Oprac. e-sieci.pl na podst. Gazeta Prawna | 29/08/2008 08:30
Firmy, które inwestują w Rosji nie mają powodów do obaw, co do pogorszenia się stosunków polsko-rosyjskich. Przed rokiem polski eksport wzrósł o 36%, a deficyt w handlu z Rosją w tym roku wyniesie 8 mld dol.
REKLAMA
Sytuacja polityczna zawsze miała wpływ na nasze kontakty handlowe z Rosją, ale już w ubiegłym roku nasz eksport do Rosji zwiększył się o 36% i pod względem wielkości eksportu jest to szósty co do wielkości rynek zbytu.
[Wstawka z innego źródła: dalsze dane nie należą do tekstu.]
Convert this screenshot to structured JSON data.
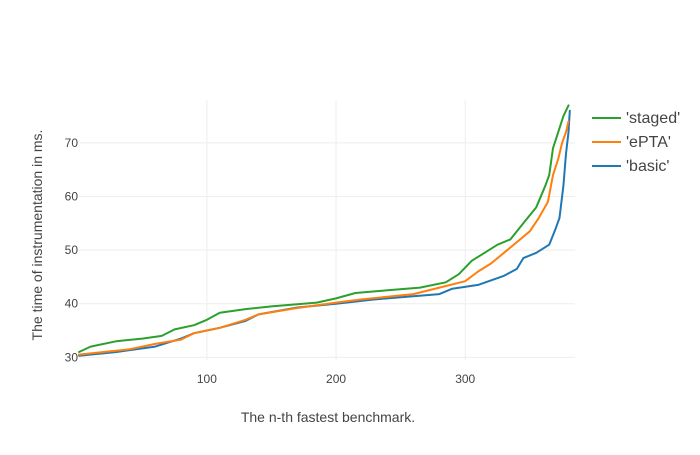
{
  "chart_data": {
    "type": "line",
    "title": "",
    "xlabel": "The n-th fastest benchmark.",
    "ylabel": "The time of instrumentation in ms.",
    "xlim": [
      1,
      385
    ],
    "ylim": [
      29.5,
      78
    ],
    "x_ticks": [
      100,
      200,
      300
    ],
    "y_ticks": [
      30,
      40,
      50,
      60,
      70
    ],
    "grid": true,
    "legend_position": "top-right",
    "series": [
      {
        "name": "'staged'",
        "color": "#2ca02c",
        "points": [
          [
            1,
            31
          ],
          [
            10,
            32
          ],
          [
            30,
            33
          ],
          [
            50,
            33.5
          ],
          [
            65,
            34
          ],
          [
            75,
            35.2
          ],
          [
            90,
            36
          ],
          [
            100,
            37
          ],
          [
            110,
            38.3
          ],
          [
            130,
            39
          ],
          [
            150,
            39.5
          ],
          [
            185,
            40.2
          ],
          [
            200,
            41
          ],
          [
            215,
            42
          ],
          [
            240,
            42.5
          ],
          [
            265,
            43
          ],
          [
            285,
            44
          ],
          [
            295,
            45.5
          ],
          [
            305,
            48
          ],
          [
            315,
            49.5
          ],
          [
            325,
            51
          ],
          [
            335,
            52
          ],
          [
            345,
            55
          ],
          [
            355,
            58
          ],
          [
            362,
            62
          ],
          [
            365,
            64
          ],
          [
            368,
            69
          ],
          [
            372,
            72
          ],
          [
            376,
            75
          ],
          [
            380,
            77
          ]
        ]
      },
      {
        "name": "'ePTA'",
        "color": "#ff7f0e",
        "points": [
          [
            1,
            30.5
          ],
          [
            20,
            31
          ],
          [
            40,
            31.5
          ],
          [
            60,
            32.5
          ],
          [
            80,
            33.3
          ],
          [
            90,
            34.5
          ],
          [
            100,
            35
          ],
          [
            110,
            35.5
          ],
          [
            130,
            37
          ],
          [
            140,
            38
          ],
          [
            170,
            39.2
          ],
          [
            200,
            40.2
          ],
          [
            220,
            40.8
          ],
          [
            260,
            41.8
          ],
          [
            280,
            43
          ],
          [
            300,
            44.2
          ],
          [
            310,
            46
          ],
          [
            320,
            47.5
          ],
          [
            330,
            49.5
          ],
          [
            340,
            51.5
          ],
          [
            350,
            53.5
          ],
          [
            357,
            56
          ],
          [
            364,
            59
          ],
          [
            368,
            64
          ],
          [
            372,
            67
          ],
          [
            375,
            70
          ],
          [
            378,
            72
          ],
          [
            380,
            74
          ]
        ]
      },
      {
        "name": "'basic'",
        "color": "#1f77b4",
        "points": [
          [
            1,
            30.3
          ],
          [
            30,
            31
          ],
          [
            60,
            32
          ],
          [
            80,
            33.5
          ],
          [
            90,
            34.5
          ],
          [
            100,
            35
          ],
          [
            110,
            35.5
          ],
          [
            130,
            36.8
          ],
          [
            140,
            38
          ],
          [
            170,
            39.3
          ],
          [
            200,
            40
          ],
          [
            230,
            40.8
          ],
          [
            280,
            41.8
          ],
          [
            290,
            42.8
          ],
          [
            310,
            43.5
          ],
          [
            330,
            45.2
          ],
          [
            340,
            46.5
          ],
          [
            345,
            48.5
          ],
          [
            355,
            49.5
          ],
          [
            365,
            51
          ],
          [
            370,
            54
          ],
          [
            373,
            56
          ],
          [
            376,
            62
          ],
          [
            378,
            68
          ],
          [
            380,
            72
          ],
          [
            381,
            76
          ]
        ]
      }
    ]
  }
}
Co sprzedajemy do Rosji najczęściej? Są to przede wszystkim maszyny, materiały budowlane, farmaceutyki i żywność. Niektóre polskie przedsiębiorstwa otworzyły swoje fabryki w Rosji, by uniknąć granicznych problemów. Na taki krok zdecydował się Atlas, Bella, Grajewo, Forte. Oficjalnie żadna polska firma nie ma problemów z prowadzeniem biznesu w Rosji. A im towar bardziej luksusowy, tym szybciej znajduje nabywcę. Firmy są jednak zaniepokojone rozwojem sytuacji pomiędzy Zachodem a Rosją, na pogorszeniu której nasze firmy mogą stracić nawet 2 mln. Dużo większe straty poniesiemy jednak, jeśli Rosjanie podniosą nam ceny gazu o 40 dolarów na tonie, czyli do poziomu zachodnioeuropejskiego. To oznaczałoby dla nas stratę koljnych 3 mld dol. Możemy także stracić szansę wejścia na rosyjski rynek z nowymi towarami, bo frmy mogą ni otrzymać pozwolenia na eksport do Rosji.